From: Maria Manza
Date: Fri, Jun 8, 2018
Hey sis –
A few Sundays ago I went to a dance performance (co-produced by the fab Kate Wallich!!) that made me think of you.
I watched the five figures navigate space: toes came within millimeters of cheekbones, knees brushed by earlobes. At times, the figures moved in identical ways while facing opposite directions. Trying to avoid flinching at the near misses, I reflected on the title of the dance (Familiar Foreign Body by Tom Weinberger) and considered the foreign, familiar human experience. Perhaps that was the point of the production, maybe not. But it did get me thinking on how we sometimes fool ourselves into believing we are going it alone – that no one could possibly understand this particular circumstance or feeling – while all the while we are making similar movements, perhaps just facing opposite directions.

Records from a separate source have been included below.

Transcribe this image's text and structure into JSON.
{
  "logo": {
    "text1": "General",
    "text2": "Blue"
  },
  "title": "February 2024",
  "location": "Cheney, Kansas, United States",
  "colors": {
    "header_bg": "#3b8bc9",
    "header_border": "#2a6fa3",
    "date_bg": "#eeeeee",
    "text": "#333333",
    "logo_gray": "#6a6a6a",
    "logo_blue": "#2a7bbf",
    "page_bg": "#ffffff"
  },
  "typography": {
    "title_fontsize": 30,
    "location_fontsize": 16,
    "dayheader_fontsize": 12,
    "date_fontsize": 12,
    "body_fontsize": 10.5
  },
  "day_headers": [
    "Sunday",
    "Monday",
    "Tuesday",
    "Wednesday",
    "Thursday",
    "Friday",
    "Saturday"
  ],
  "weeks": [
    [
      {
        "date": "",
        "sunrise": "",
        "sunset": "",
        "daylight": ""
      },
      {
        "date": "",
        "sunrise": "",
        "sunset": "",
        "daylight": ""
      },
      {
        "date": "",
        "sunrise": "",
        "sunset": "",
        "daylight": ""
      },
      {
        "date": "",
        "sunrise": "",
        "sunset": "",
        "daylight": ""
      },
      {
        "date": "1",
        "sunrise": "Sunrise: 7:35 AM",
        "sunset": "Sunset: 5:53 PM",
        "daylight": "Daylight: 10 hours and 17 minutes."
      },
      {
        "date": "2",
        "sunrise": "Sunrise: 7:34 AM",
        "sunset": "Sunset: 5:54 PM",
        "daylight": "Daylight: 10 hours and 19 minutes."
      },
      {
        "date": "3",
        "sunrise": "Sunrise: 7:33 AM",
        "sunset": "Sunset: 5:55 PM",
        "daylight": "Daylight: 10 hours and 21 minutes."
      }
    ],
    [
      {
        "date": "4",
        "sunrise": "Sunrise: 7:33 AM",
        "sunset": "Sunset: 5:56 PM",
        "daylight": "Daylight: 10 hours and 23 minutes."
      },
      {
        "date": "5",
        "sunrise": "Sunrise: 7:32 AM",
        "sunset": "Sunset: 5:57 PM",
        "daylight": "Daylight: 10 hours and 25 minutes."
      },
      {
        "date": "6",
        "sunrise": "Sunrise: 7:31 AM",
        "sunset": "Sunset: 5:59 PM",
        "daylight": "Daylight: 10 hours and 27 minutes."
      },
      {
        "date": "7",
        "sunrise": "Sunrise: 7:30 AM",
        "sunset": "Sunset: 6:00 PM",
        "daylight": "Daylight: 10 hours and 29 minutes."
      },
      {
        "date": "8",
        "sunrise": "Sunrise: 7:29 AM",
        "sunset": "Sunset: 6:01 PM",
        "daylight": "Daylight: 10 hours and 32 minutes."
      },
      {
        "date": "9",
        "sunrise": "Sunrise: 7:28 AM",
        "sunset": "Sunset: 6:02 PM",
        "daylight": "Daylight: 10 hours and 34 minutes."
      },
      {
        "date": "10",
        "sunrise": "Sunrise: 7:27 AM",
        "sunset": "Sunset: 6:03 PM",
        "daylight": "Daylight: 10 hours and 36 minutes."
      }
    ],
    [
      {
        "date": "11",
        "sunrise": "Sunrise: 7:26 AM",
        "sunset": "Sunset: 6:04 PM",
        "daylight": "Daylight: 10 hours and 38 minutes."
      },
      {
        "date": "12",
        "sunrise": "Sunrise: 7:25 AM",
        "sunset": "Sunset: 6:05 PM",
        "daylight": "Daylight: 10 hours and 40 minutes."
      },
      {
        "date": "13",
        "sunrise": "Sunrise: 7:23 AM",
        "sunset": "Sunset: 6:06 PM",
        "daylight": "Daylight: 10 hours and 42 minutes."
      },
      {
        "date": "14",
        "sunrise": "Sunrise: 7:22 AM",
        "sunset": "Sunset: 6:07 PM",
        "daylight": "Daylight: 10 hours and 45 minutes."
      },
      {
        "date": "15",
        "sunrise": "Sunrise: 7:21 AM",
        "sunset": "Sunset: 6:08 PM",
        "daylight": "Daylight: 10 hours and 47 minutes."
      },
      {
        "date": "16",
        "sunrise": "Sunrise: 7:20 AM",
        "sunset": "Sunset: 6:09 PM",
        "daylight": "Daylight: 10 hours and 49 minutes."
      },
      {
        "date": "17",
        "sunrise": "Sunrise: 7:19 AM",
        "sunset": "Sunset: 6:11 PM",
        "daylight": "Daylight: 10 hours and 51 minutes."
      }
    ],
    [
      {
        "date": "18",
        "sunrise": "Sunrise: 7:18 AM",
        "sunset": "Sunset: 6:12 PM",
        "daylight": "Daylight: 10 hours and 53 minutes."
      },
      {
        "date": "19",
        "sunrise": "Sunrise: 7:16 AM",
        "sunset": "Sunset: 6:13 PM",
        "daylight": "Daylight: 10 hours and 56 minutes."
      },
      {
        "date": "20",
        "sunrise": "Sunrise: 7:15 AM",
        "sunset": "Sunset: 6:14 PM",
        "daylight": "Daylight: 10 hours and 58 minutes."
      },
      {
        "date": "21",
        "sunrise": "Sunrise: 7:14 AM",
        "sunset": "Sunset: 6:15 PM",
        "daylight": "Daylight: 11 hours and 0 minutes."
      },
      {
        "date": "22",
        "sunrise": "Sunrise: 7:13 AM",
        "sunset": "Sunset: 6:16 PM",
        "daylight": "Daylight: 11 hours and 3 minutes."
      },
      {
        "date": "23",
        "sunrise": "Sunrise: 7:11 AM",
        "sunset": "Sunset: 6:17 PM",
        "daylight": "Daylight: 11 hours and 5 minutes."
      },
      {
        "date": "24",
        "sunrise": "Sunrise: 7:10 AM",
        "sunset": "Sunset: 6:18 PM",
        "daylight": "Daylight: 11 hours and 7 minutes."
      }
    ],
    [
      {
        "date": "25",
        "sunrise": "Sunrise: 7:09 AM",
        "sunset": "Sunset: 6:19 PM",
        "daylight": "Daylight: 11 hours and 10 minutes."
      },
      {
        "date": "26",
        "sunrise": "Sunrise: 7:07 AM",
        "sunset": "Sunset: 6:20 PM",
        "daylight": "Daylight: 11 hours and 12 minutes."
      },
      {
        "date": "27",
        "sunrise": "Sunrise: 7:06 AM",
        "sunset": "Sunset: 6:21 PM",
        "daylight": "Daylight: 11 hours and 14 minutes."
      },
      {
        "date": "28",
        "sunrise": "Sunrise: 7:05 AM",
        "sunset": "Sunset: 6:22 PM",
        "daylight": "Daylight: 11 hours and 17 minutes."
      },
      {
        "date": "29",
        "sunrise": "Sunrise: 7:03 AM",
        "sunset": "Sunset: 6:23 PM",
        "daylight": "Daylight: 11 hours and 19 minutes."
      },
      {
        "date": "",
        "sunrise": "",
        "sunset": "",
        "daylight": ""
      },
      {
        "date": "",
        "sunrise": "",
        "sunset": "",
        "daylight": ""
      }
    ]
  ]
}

Familiar, foreign. Foreign, familiar.
I think I mentioned to you a few weeks ago that I watched a documentary about Mr. Rogers called “Mr. Rogers & Me.” The entire United States could benefit from re-watching his iconic shows right now. One of his quotes featured prominently in the movie is still bouncing around in my brain:
“Deep and simple is far more essential than shallow and complex.”
Long ago, Mr. Rogers testified before Congress about the importance of teaching kids that their feelings are “meaningful and manageable.” It’s such a simple concept, but it’s one we tend to over-complicate as a society. Why do we rush to explain and fix instead of pausing to acknowledge pain? Why do we stuff feelings rather than try to understand and contain them? The easy answer is that feelings are hard. But maybe they wouldn’t be so hard if we are taught early on that our feelings are both valuable and that we hold the power to deal with them. And wouldn’t that help us connect more with one another? Feel more familiar?
I’ve tried to incorporate the “deep and simple > shallow and complex” concept in my work. Over the past few years in my role, I’ve focused more on listening to victims and affirming their feelings of pain, hurt, and loss rather than rushing to offer some semblance of a solution. When something tragic happens within the court, I try to check in periodically with staff who were close to the situation to simply ask how they’re doing – pause – and listen. How do you teach the kids in your classroom to understand that their feelings are meaningful and manageable?
The night before the dance performance, I took D—— to a fancy dinner. The best part of the night – beyond the perfect dirty martinis – was our long conversation in our private booth. We were fully present, not on our phones (except to play him the video of our sweet nephew singing happy birthday to our non-birthday loving brother), and we got deep.
To feel known by another is a real gift, and the dance I witnessed the next night reminded me of the power of connection to heal the pain of feeling unseen.
Talk to you when I’m back on the grid.